Posted by arbrealettres sur 1 mai 2021



Printemps

Lève-toi ! lève-toi ! le printemps vient de naître.
Là-bas, sur les vallons, flotte un réseau vermeil.
Tout frissonne au jardin, tout chante, et ta fenêtre,
Comme un regard joyeux, est pleine de soleil.

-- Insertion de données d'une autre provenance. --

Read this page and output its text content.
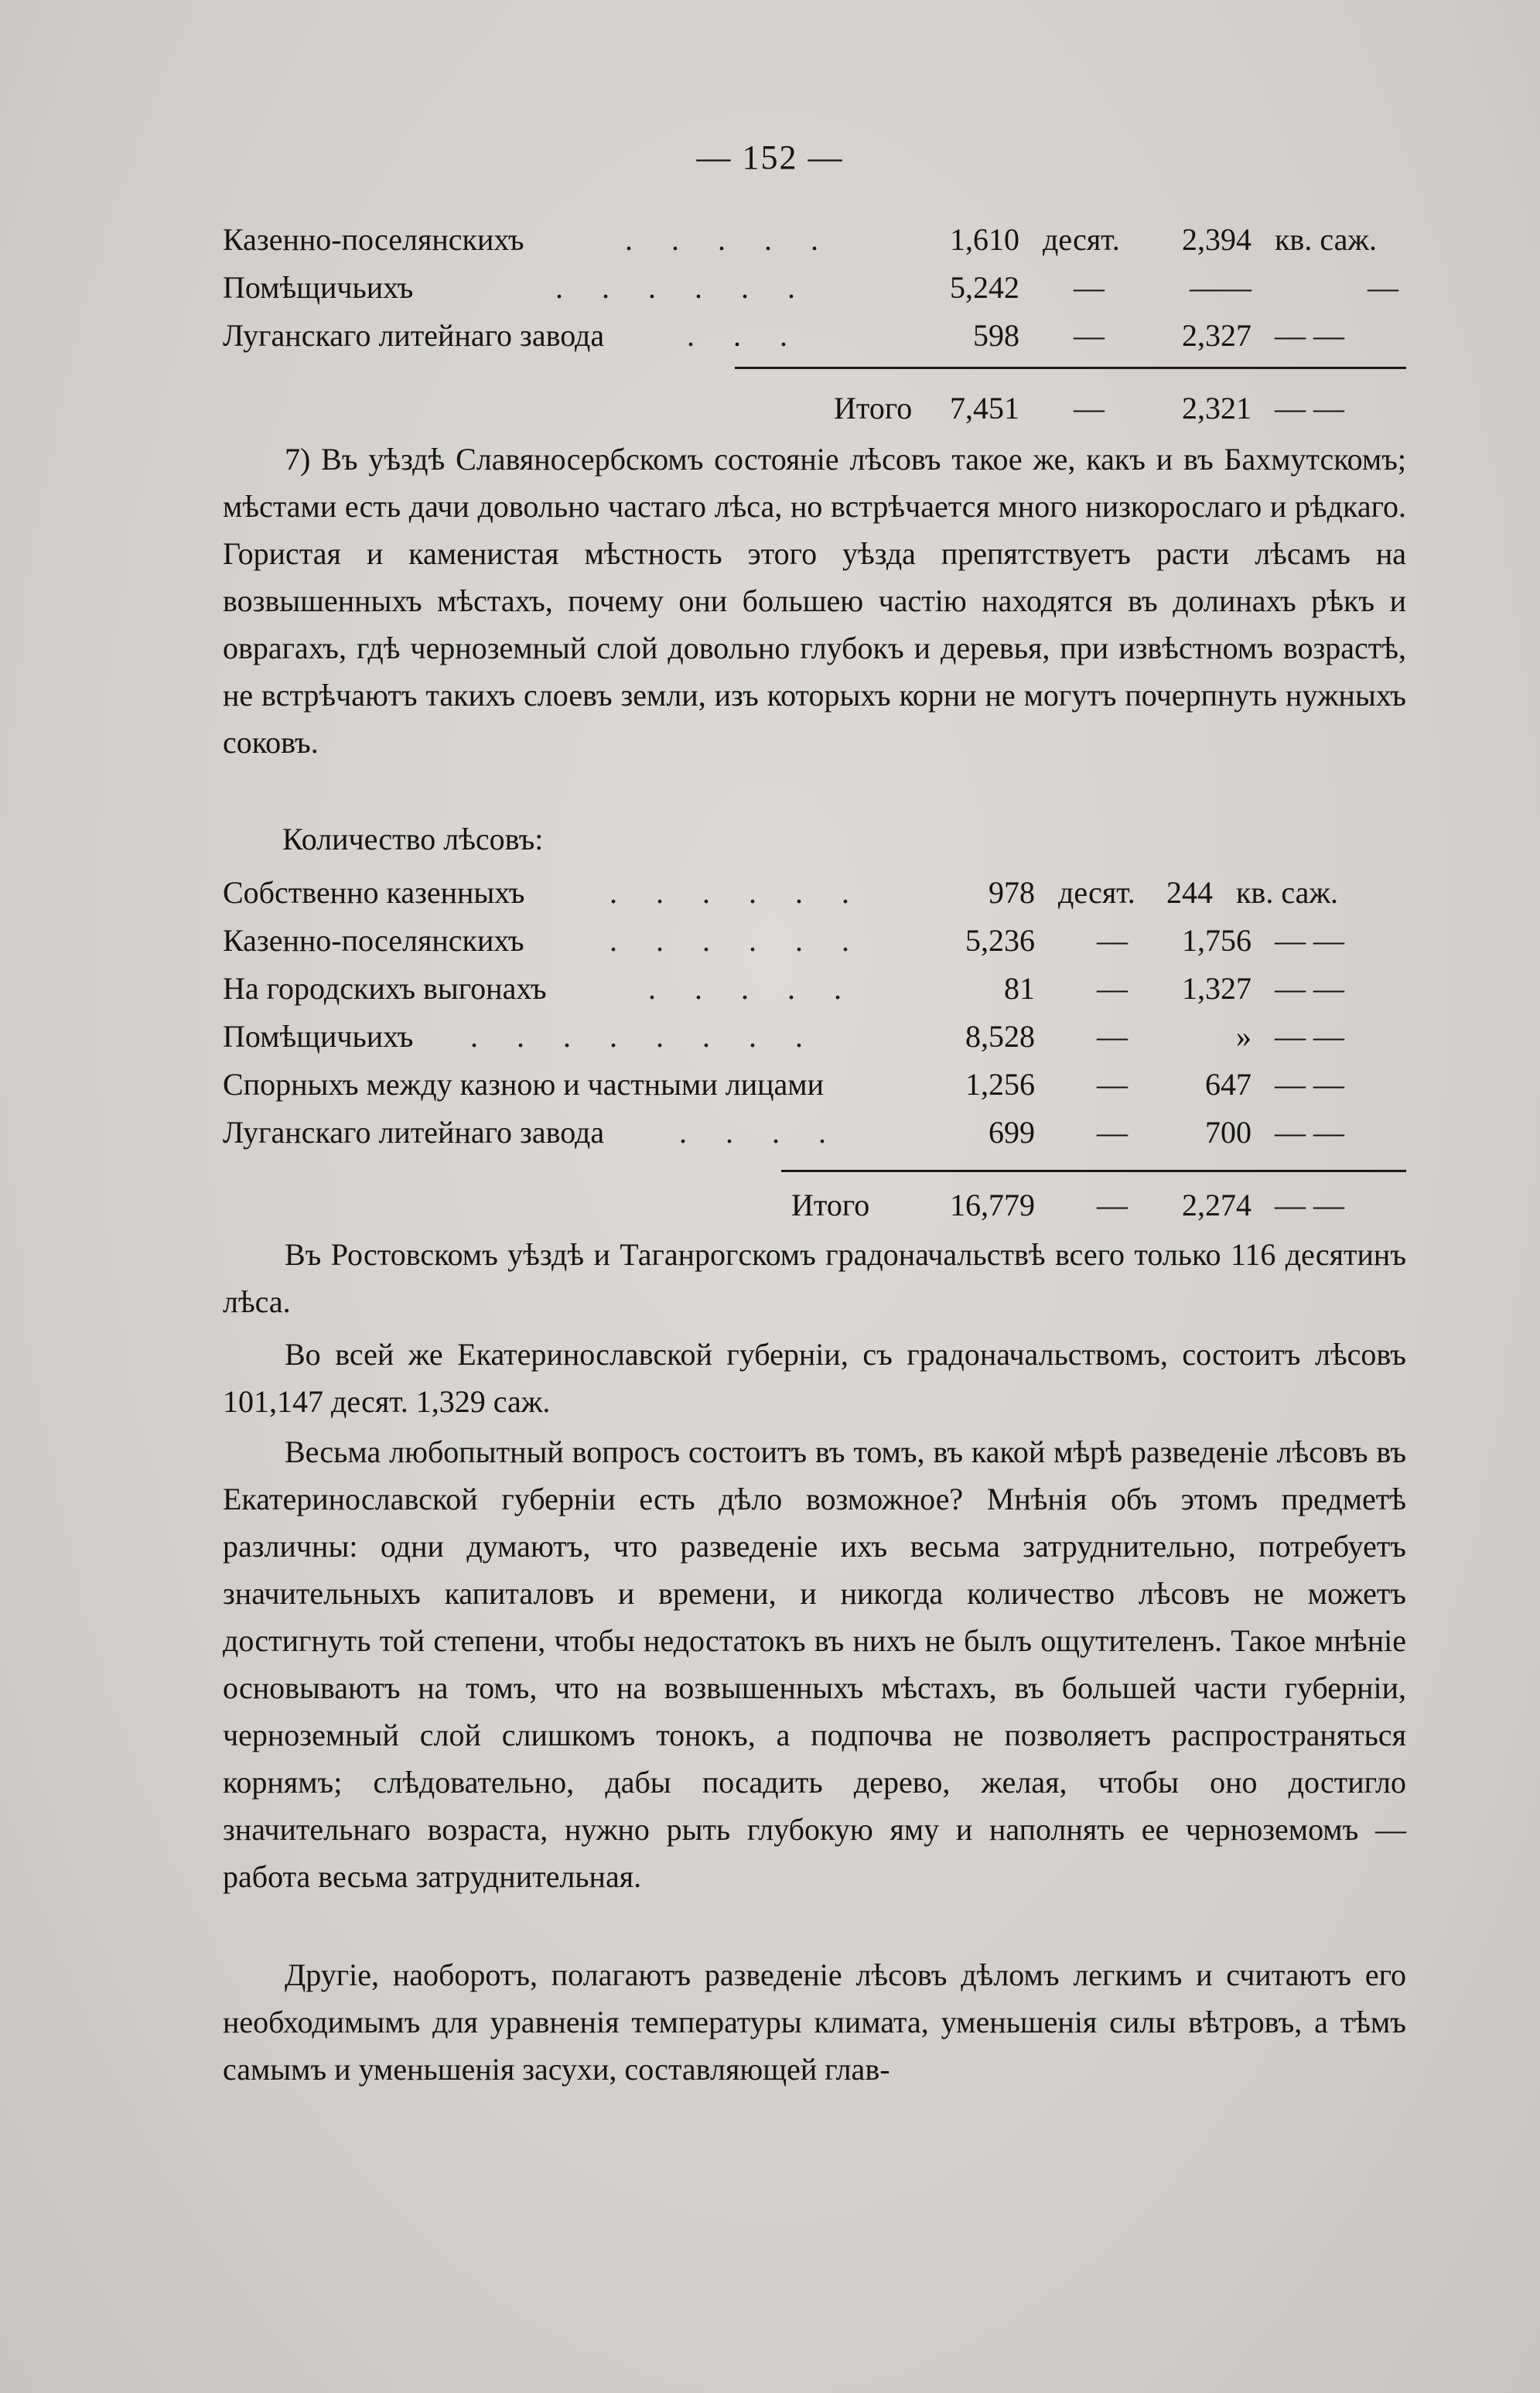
— 152 —
Казенно-поселянскихъ	. . . . .	1,610 десят.	2,394 кв. саж.
Помѣщичьихъ	. . . . . .	5,242 —	——	—
Луганскаго литейнаго завода	. . .	598 —	2,327 — —
Итого	7,451 —	2,321 — —
7) Въ уѣздѣ Славяносербскомъ состояніе лѣсовъ такое же, какъ и въ Бахмутскомъ; мѣстами есть дачи довольно частаго лѣса, но встрѣчается много низкорослаго и рѣдкаго. Гористая и каменистая мѣстность этого уѣзда препятствуетъ расти лѣсамъ на возвышенныхъ мѣстахъ, почему они большею частію находятся въ долинахъ рѣкъ и оврагахъ, гдѣ черноземный слой довольно глубокъ и деревья, при извѣстномъ возрастѣ, не встрѣчаютъ такихъ слоевъ земли, изъ которыхъ корни не могутъ почерпнуть нужныхъ соковъ.
Количество лѣсовъ:
Собственно казенныхъ	. . . . . .	978 десят.	244 кв. саж.
Казенно-поселянскихъ	. . . . . .	5,236 —	1,756 — —
На городскихъ выгонахъ	. . . . .	81 —	1,327 — —
Помѣщичьихъ . . . . . . . .	8,528 —	» — —
Спорныхъ между казною и частными лицами	1,256 —	647 — —
Луганскаго литейнаго завода . . . .	699 —	700 — —
Итого	16,779 —	2,274 — —
Въ Ростовскомъ уѣздѣ и Таганрогскомъ градоначальствѣ всего только 116 десятинъ лѣса.
Во всей же Екатеринославской губерніи, съ градоначальствомъ, состоитъ лѣсовъ 101,147 десят. 1,329 саж.
Весьма любопытный вопросъ состоитъ въ томъ, въ какой мѣрѣ разведеніе лѣсовъ въ Екатеринославской губерніи есть дѣло возможное? Мнѣнія объ этомъ предметѣ различны: одни думаютъ, что разведеніе ихъ весьма затруднительно, потребуетъ значительныхъ капиталовъ и времени, и никогда количество лѣсовъ не можетъ достигнуть той степени, чтобы недостатокъ въ нихъ не былъ ощутителенъ. Такое мнѣніе основываютъ на томъ, что на возвышенныхъ мѣстахъ, въ большей части губерніи, черноземный слой слишкомъ тонокъ, а подпочва не позволяетъ распространяться корнямъ; слѣдовательно, дабы посадить дерево, желая, чтобы оно достигло значительнаго возраста, нужно рыть глубокую яму и наполнять ее черноземомъ — работа весьма затруднительная.
Другіе, наоборотъ, полагаютъ разведеніе лѣсовъ дѣломъ легкимъ и считаютъ его необходимымъ для уравненія температуры климата, уменьшенія силы вѣтровъ, а тѣмъ самымъ и уменьшенія засухи, составляющей глав-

Les larges espaliers, couverts de boutons roses,
De leur haleine douce embaument le ciel pur.
Seule, la vigne est nue, et, près des fleurs écloses,
Comme un serpent transi rampe au long du vieux mur.

Du côté des lilas aux touffes violettes,
Mouches et papillons bruissent à la fois ;
Et le muguet sauvage, ébranlant ses clochettes,
A réveillé l’amour endormi dans les bois.

Puisque avril a semé ses marguerites blanches,
Laisse ta mante lourde et ton manchon frileux ;
Déjà l’oiseau t’appelle, et tes sœurs les pervenches
Te souriront dans l’herbe en voyant tes yeux bleus.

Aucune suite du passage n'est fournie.